Author: Thomas Rosenthal
Staph infections were associated with almost 20,000 deaths in health care and community settings in 2017, according to the CDC.
An estimated 119,247 people suffered from methicillin-resistant Staphylococcus aureus (MRSA) and methicillin-susceptible S. aureus (MssA), with a total of 19,832 associated deaths from both infections, according to a new CDC Vital Signs report released by the agency (MMWR Morb Mortal Wkly Rep 2019 Mar 5.
According to electronic health record data from more than 400 acute care hospitals and CDC surveillance data, MRSA bloodstream infections in health care settings decreased nationally by approximately 17% each year between 2005 and 2012. The report also showed an almost 4% increase in MssA infections in the community each year from 2012 to 2017. The decline in staph infections in U.S. hospitals stalled in 2017 for the fifth straight year, whereas staph infections in the community have increased for the sixth year in a row, the CDC said.
“In health care settings, MRSA bloodstream infections decreased by approximately 17% each year between 2005 and 2012, but our progress slowed after that with no significant change during 2013 through 2016,” and the decline plateaued in 2017, said Anne Schuchat, MD (RADM, USPHS), the CDC principal deputy director, in a teleconference.

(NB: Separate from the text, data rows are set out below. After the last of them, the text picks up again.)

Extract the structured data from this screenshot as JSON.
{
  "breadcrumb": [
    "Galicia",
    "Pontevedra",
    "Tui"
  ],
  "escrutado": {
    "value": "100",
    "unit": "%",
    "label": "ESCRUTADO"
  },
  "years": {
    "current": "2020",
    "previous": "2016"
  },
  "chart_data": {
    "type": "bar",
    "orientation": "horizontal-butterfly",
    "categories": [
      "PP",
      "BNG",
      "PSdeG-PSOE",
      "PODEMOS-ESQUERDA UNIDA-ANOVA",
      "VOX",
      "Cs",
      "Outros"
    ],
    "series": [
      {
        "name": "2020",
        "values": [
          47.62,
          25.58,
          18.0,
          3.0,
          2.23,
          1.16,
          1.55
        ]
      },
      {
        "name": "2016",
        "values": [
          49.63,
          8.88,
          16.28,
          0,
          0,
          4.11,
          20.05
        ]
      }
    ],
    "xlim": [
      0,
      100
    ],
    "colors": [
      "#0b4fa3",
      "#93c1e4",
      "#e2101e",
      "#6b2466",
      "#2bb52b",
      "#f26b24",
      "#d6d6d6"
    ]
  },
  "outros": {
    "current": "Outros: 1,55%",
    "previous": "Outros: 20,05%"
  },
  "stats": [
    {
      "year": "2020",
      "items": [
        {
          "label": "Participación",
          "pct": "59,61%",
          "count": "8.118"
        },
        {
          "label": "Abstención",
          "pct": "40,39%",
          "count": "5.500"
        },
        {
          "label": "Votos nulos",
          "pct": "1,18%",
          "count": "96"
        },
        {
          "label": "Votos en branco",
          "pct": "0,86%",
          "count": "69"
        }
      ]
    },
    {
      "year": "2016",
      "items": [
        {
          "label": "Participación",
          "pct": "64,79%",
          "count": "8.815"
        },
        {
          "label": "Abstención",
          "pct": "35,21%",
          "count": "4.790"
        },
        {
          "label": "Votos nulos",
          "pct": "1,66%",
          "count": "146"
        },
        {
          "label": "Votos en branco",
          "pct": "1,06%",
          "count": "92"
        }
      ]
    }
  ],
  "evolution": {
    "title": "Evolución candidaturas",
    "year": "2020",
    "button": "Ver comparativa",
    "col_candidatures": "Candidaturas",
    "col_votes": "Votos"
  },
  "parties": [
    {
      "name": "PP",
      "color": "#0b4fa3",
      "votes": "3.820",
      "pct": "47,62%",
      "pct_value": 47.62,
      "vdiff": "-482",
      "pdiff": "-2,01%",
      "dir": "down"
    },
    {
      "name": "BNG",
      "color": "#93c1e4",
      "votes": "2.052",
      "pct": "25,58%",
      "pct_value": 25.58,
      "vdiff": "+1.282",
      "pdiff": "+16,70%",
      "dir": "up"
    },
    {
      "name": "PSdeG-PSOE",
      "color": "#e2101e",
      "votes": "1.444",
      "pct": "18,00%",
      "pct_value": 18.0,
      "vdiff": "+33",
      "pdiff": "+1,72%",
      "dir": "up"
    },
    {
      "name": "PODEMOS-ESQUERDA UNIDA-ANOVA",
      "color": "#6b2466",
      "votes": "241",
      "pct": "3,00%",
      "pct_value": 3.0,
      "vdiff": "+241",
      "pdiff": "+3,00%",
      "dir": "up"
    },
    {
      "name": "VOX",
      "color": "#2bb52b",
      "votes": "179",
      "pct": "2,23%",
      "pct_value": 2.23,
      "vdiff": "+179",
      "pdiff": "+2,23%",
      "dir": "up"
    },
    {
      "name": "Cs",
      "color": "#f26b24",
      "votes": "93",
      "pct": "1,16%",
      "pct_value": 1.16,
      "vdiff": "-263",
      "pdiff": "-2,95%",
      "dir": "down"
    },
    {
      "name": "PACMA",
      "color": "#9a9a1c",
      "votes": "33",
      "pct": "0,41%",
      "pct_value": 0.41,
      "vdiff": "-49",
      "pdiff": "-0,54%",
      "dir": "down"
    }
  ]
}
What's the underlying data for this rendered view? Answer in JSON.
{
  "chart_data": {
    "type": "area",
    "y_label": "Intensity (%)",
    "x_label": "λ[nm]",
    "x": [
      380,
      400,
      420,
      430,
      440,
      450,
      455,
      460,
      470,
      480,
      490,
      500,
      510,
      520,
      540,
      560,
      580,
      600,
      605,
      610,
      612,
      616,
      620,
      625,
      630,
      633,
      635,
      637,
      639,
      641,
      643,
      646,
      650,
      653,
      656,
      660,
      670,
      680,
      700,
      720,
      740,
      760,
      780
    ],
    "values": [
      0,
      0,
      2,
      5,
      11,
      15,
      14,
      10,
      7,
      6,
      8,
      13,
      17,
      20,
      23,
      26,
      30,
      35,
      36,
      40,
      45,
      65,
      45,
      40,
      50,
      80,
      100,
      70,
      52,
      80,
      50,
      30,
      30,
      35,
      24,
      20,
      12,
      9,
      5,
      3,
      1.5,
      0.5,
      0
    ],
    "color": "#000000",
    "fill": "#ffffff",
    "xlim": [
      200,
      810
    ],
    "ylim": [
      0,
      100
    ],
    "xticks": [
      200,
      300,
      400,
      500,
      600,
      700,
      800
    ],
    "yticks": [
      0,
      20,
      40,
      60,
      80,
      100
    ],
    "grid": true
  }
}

Hospital-onset MssA has not significantly changed during this period, she said.
“With infections that start outside of the health care setting, we found that MssA that begins in the community may be on the rise,” Dr. Schuchat said. “Our data show a 3.9% increase in community-onset MssA infections each year from 2012 through 2017.”
However, community-onset MRSA declined 6.9% annually from 2005 to 2016, which was mostly related to the declines in health care–associated infections, the CDC said.
The risk for serious staph infection is greatest during a hospital stay or surgical procedure, especially those that involve implants, as well as when people come into close contact with someone who has staph or when they inject drugs.
Dr. Schuchat said the rise in community-onset staph infections may be linked to the opioid crisis. The CDC reported last year that 9% of serious MRSA infections in 2016 happened among people who inject drugs, an increase from 4% in 2011.
“Health care providers should be aware that the people who inject drugs are 16 times more likely to develop a serious staph infection than those who do not,” Dr. Schuchat said. “When health care providers are aware of this connection, they can make sure that all appropriate infection prevention and control measures are in place.”
Dr. Schuchat said the steady rate of staph-associated fatalities also may be related to a drop-off in following the CDC’s intensive recommendations, and called on health care professionals to step up their staph infection prevention and control efforts.
“Staph remains as fatal as it has ever been,” she said.
As an example of attainable success in preventing staph infections, Dr. Schuchat pointed to the Veterans Affairs medical centers, which reduced staph infections by 43% from 2005 through 2017 after initiating a prevention program.
She specifically noted that in all health systems, pharmacists played a crucial role in contributing to the decline through their use of antibiotic stewardship, which curtailed specific prescriptions to reduce antimicrobial resistance. “Pharmacists play a very important role in the whole health care ecosystem,” she said.
Dr. Schuchat said health care providers and administrators need to review their data regularly to decide when to add additional staph prevention and intervention procedures recommended by the CDC and tailored to their facility if they are not meeting their reduction goals.
Staph prevention must be a priority. This includes implementing CDC recommendations, including the use of contact precautions (gloves and gowns), continually reviewing their facility infection data available from the CDC’s National Healthcare Safety Network, and considering other interventions if they are not meeting infection reduction goals.
Depending on the facility, additional prevention measures could include screening patients at high risk, or decolonization at high-risk periods or for certain types of procedures. Several health care systems in the United States have reported success after tailoring their approach to staph.
“We know infection prevention and control works, but it’s not one-size-fits-all. Additional strategies, including decolonization, for example, may be needed in certain circumstances and patients, to ensure optimal prevention and the best outcome for the patients,” said Athena Kourtis, MD, PhD, MPH, the associate director for Data Activities in the CDC’s Division of Healthcare Quality Promotion.
“The bottom line is this: We have prevented many staph infections, but while we’ve made important progress, our data show that more needs to be done to stop all types of staph infection,” Dr. Schuchat said. Without renewed commitment to current infection control practices and innovation, “staph will kill more people.”
The Vital Signs report is based on electronic health record data from more than 400 acute care hospitals and population-based surveillance data from the CDC’s Emerging Infections Program, the agency said.